Using the principles described above, the valid pixels on either side of the missing data regions are identified. There is a pixel at the left 710 and the right 712 of the first missing data region 704. There is a pixel at the left 714 and the right 716 of the second missing data region 706. Each of these is identified with a unique style of cross-hatching. The pixels on either side of each region are un-projected into the 3D space to yield two positions for each region labeled as P1, P2, P3, and P4. The cross-hatching shows that the left most pixel 710 is un-projected to form P1. Similarly, the pixel 712 on the left side of the first region 704 corresponds to point P2. The left side pixel 714 relative to the missing data region 706 corresponds to P3 and the right side pixel 716 corresponds to P4. Vectors are then determined from the second camera position C2 to each of the four points and the angle between vectors to outside points is determined.
From the point-of-view of the first camera, the positions are ordered P1, P2, P3, and P4. However from the point-of-view of the second camera at C2, the positions are ordered P1, P4, P2, and P3. The change of order splits the shadow region 704, 706 in two.
In order to accommodate such split regions, the system can first try to classify the shadow region as a single missing region. If that fails (i.e. not classified as a shadow region because the angle is too large or larger than a threshold), then the system can try to classify neighboring regions together (in this example, classifying the regions together would be trying to classify all of the pixels between the outer pixels 710, 716 in the row corresponding to un-projected point P1 and P4.
A three camera system may also be accommodated using the techniques described herein. FIG. 8 shows a three camera system in which three cameras are positioned on an image plane 820 at spatially separated positions C1, C3, C2. In this example, the center camera is a higher resolution camera for capturing color images. The other two cameras C1, C2 are for capturing depth information to be combined with the higher resolution image.
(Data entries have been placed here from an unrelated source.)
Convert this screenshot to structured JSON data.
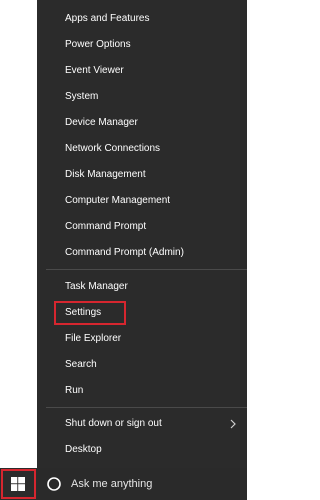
{
  "menu": {
    "items": [
      {
        "label": "Apps and Features"
      },
      {
        "label": "Power Options"
      },
      {
        "label": "Event Viewer"
      },
      {
        "label": "System"
      },
      {
        "label": "Device Manager"
      },
      {
        "label": "Network Connections"
      },
      {
        "label": "Disk Management"
      },
      {
        "label": "Computer Management"
      },
      {
        "label": "Command Prompt"
      },
      {
        "label": "Command Prompt (Admin)"
      },
      {
        "label": "Task Manager"
      },
      {
        "label": "Settings"
      },
      {
        "label": "File Explorer"
      },
      {
        "label": "Search"
      },
      {
        "label": "Run"
      },
      {
        "label": "Shut down or sign out"
      },
      {
        "label": "Desktop"
      }
    ]
  },
  "taskbar": {
    "start_icon": "windows-logo-icon",
    "search_icon": "cortana-circle-icon",
    "search_text": "Ask me anything"
  },
  "colors": {
    "menu_bg": "#2b2b2b",
    "taskbar_bg": "#1f1f1f",
    "highlight": "#d6262f",
    "text": "#ffffff"
  }
}
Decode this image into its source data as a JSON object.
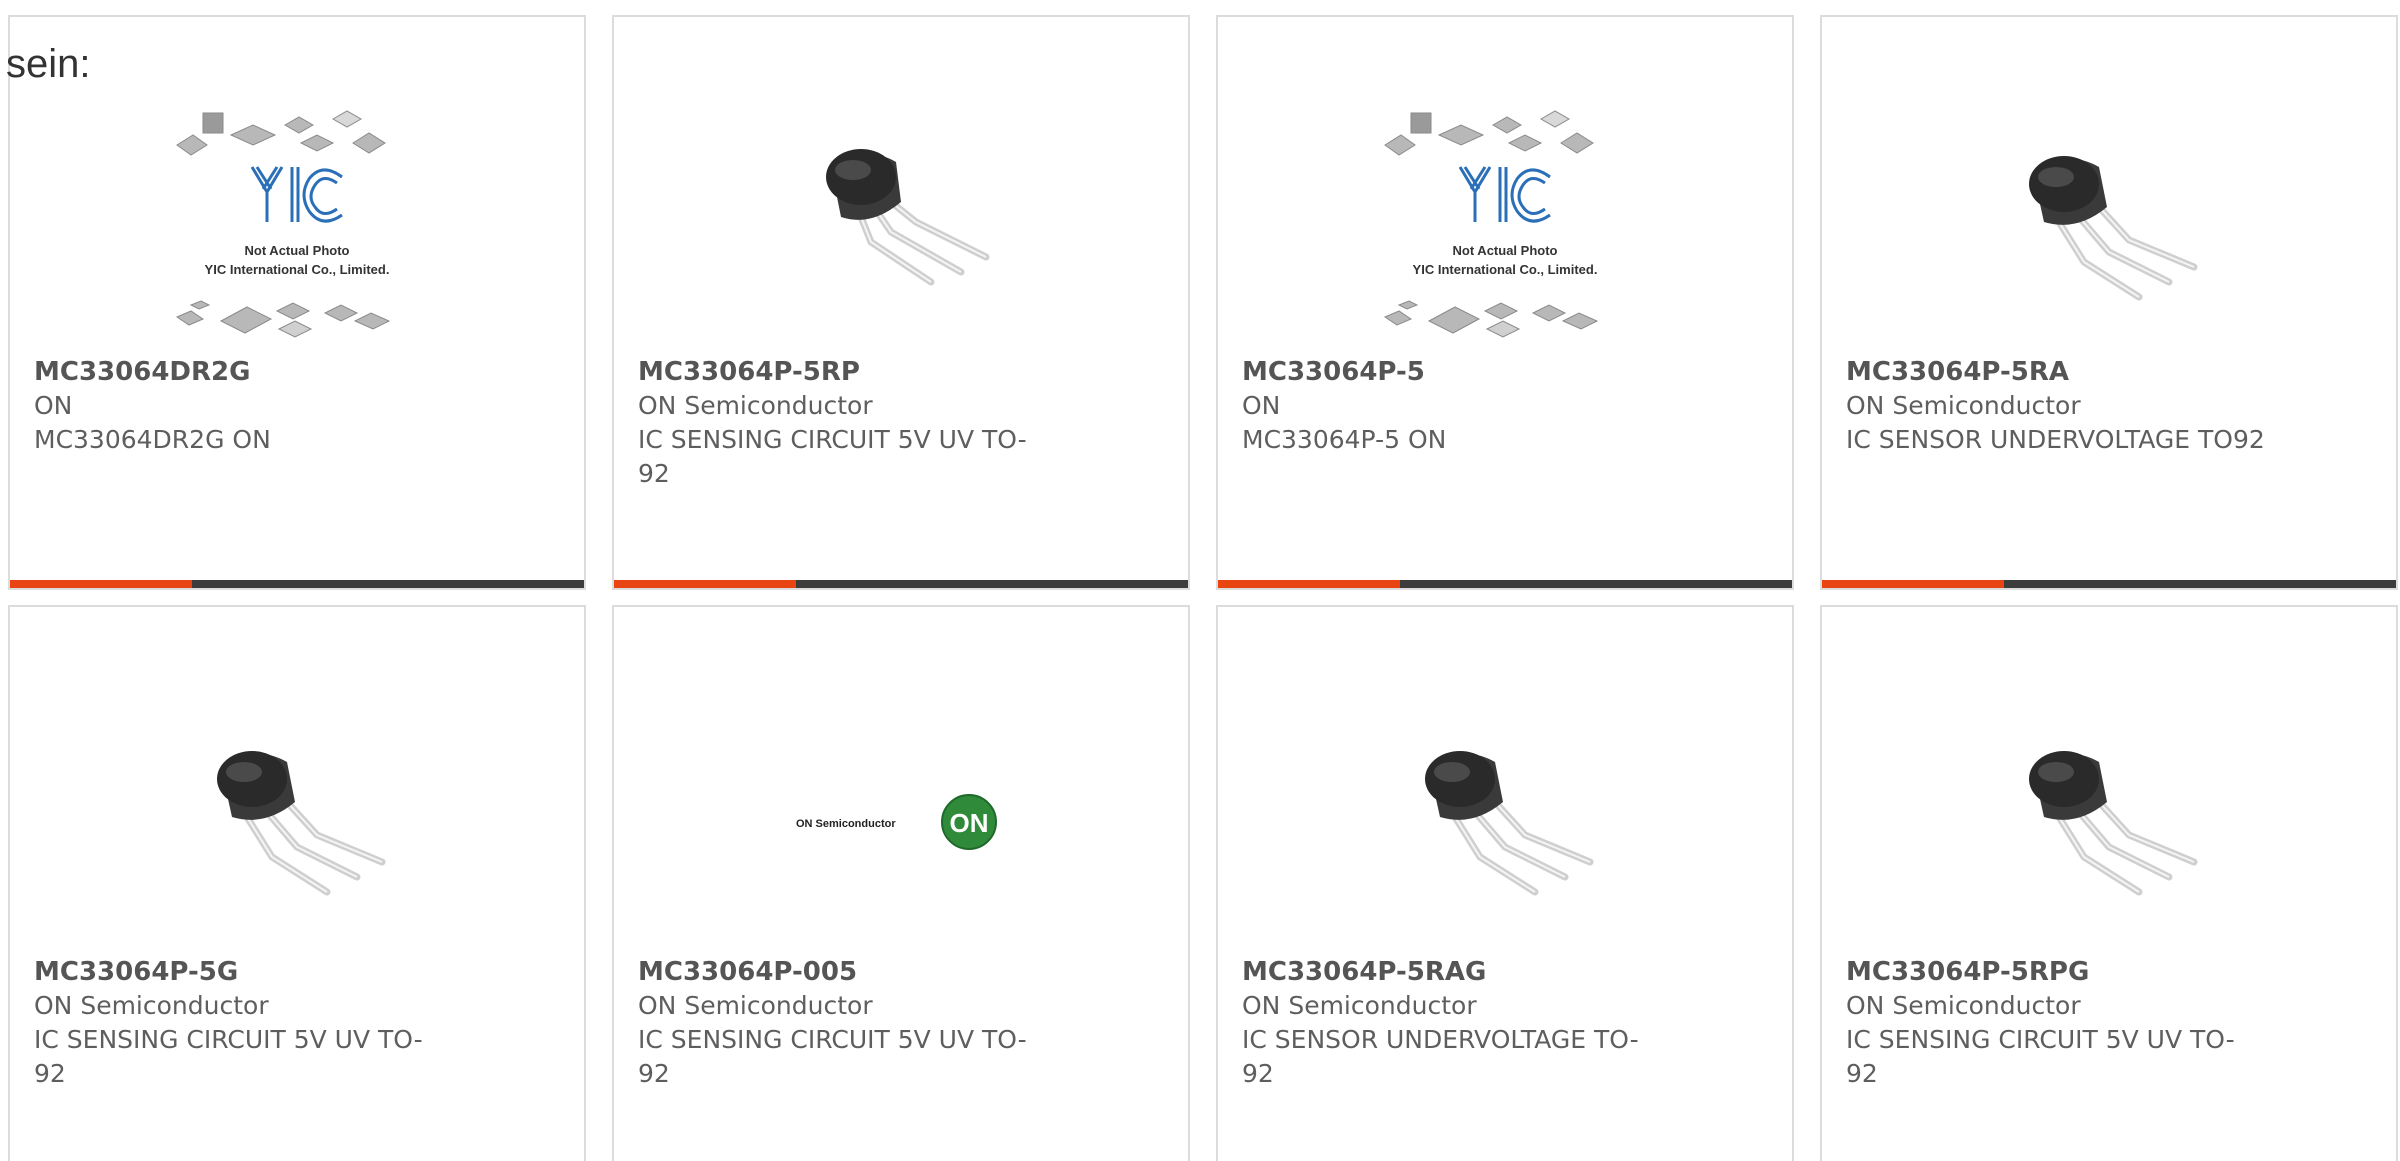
{
  "intro": "sein:",
  "colors": {
    "accent": "#e94512",
    "bar": "#3c3c3c",
    "card_border": "#dcdcdc",
    "text": "#5e5e5e",
    "transistor_body": "#3a3a3a",
    "transistor_leads": "#cfcfcf",
    "yic_blue": "#2a6fb8",
    "on_green": "#2f8a3a"
  },
  "placeholder_image": {
    "logo": "YIC",
    "line1": "Not Actual Photo",
    "line2": "YIC International Co., Limited."
  },
  "on_logo": {
    "wordmark": "ON Semiconductor",
    "badge": "ON"
  },
  "products": [
    {
      "part": "MC33064DR2G",
      "maker": "ON",
      "desc": "MC33064DR2G ON",
      "image": "yic-placeholder-image"
    },
    {
      "part": "MC33064P-5RP",
      "maker": "ON Semiconductor",
      "desc": "IC SENSING CIRCUIT 5V UV TO-92",
      "image": "to92-transistor-image"
    },
    {
      "part": "MC33064P-5",
      "maker": "ON",
      "desc": "MC33064P-5 ON",
      "image": "yic-placeholder-image"
    },
    {
      "part": "MC33064P-5RA",
      "maker": "ON Semiconductor",
      "desc": "IC SENSOR UNDERVOLTAGE TO92",
      "image": "to92-transistor-image"
    },
    {
      "part": "MC33064P-5G",
      "maker": "ON Semiconductor",
      "desc": "IC SENSING CIRCUIT 5V UV TO-92",
      "image": "to92-transistor-image"
    },
    {
      "part": "MC33064P-005",
      "maker": "ON Semiconductor",
      "desc": "IC SENSING CIRCUIT 5V UV TO-92",
      "image": "on-semiconductor-logo-image"
    },
    {
      "part": "MC33064P-5RAG",
      "maker": "ON Semiconductor",
      "desc": "IC SENSOR UNDERVOLTAGE TO-92",
      "image": "to92-transistor-image"
    },
    {
      "part": "MC33064P-5RPG",
      "maker": "ON Semiconductor",
      "desc": "IC SENSING CIRCUIT 5V UV TO-92",
      "image": "to92-transistor-image"
    }
  ]
}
In other words, the depth data is projected onto the new camera, which may be called the RGB camera. The other cameras may be infrared, monochrome, or another type sufficient for determining depth.
As in the example of FIG. 7, there are two regions 804, 806 for which depth data is missing in a portion of a row of pixels of an image 802. There is a pixel in the row to the left 810 and to the right 812 of the first region 804 and a pixel to the left 814 and to the right 816 of the second region 806. These have been un-projected into 3D image space and correspond to points P1, P2, P3, and P4, respectively, on objects in the actual 3D scene imaged by the cameras. This correspondence is shown using different style of cross-hatching to link the pixels with the points. In this example, there are three objects 822, 824, and 826. P1 is on the first object 822. The second two points P2, P3 are on the second object 824, and the fourth point P4 is on the third object 826.
If the new camera is located between the two original cameras and the order from left to right is C1, C3, and C2, then shadows on the left side of an object (i.e. shadows where the left point P1 is further from the camera than the right point P2) may be computed using the new camera and the one on its left side (i.e. C3 and C1). Shadows on the right side (i.e. shadows where the left point P1 is closer to the camera than the right point P2) may be computed using the new camera and the one on its right side (i.e. C3 and C2).
As an example, the left side missing segment 804 between the left side pixels 810, 812 corresponding to P1 and P2 is computed using C3 and C1. The right side segment 806 between the right side boundary pixels 814, 816 corresponding to P3 and P4 may be computed using C3 and C2. The determinations are done as described in detail above using vectors drawn from the camera positions to the points in 3D space on either side of the missing data regions and then determining the angle between the vectors to classify the regions 804, 806 between these points as either shadows or not shadows.
If the new camera position, C3, is not located between the other two camera positions C1, C2, then this example breaks down to the same two camera scenario as in the previous examples. The determination may in such a case be done using only C3 and C2.
Alignment shadows may sometimes occur due to rasterization. Alignment shadows show up as thin shadow-like regions on the opposite side of the object from an actual shadow region. As an example, if the second camera is located to the right of the first camera there might be shadow-like regions on the right side of the object. For alignment shadows, the two camera positions C1 and C2 may be set to be at origin points (0,0,0). With this adjustment, the same un-project, vector determination, and angle comparison approach may be used as described above.
The techniques above may be described in a general sense in a pseudo code as provided below. In this example there are up to three camera positions, a central depth camera at Cdepth, similar to the camera at position C3 in FIG. 8. There is also a camera potentially at either side of the central depth camera. These correspond to C1 and C2 above but are labeled here as Cleft and Cright. Accordingly, the pseudo code example uses a depth image and three camera positions.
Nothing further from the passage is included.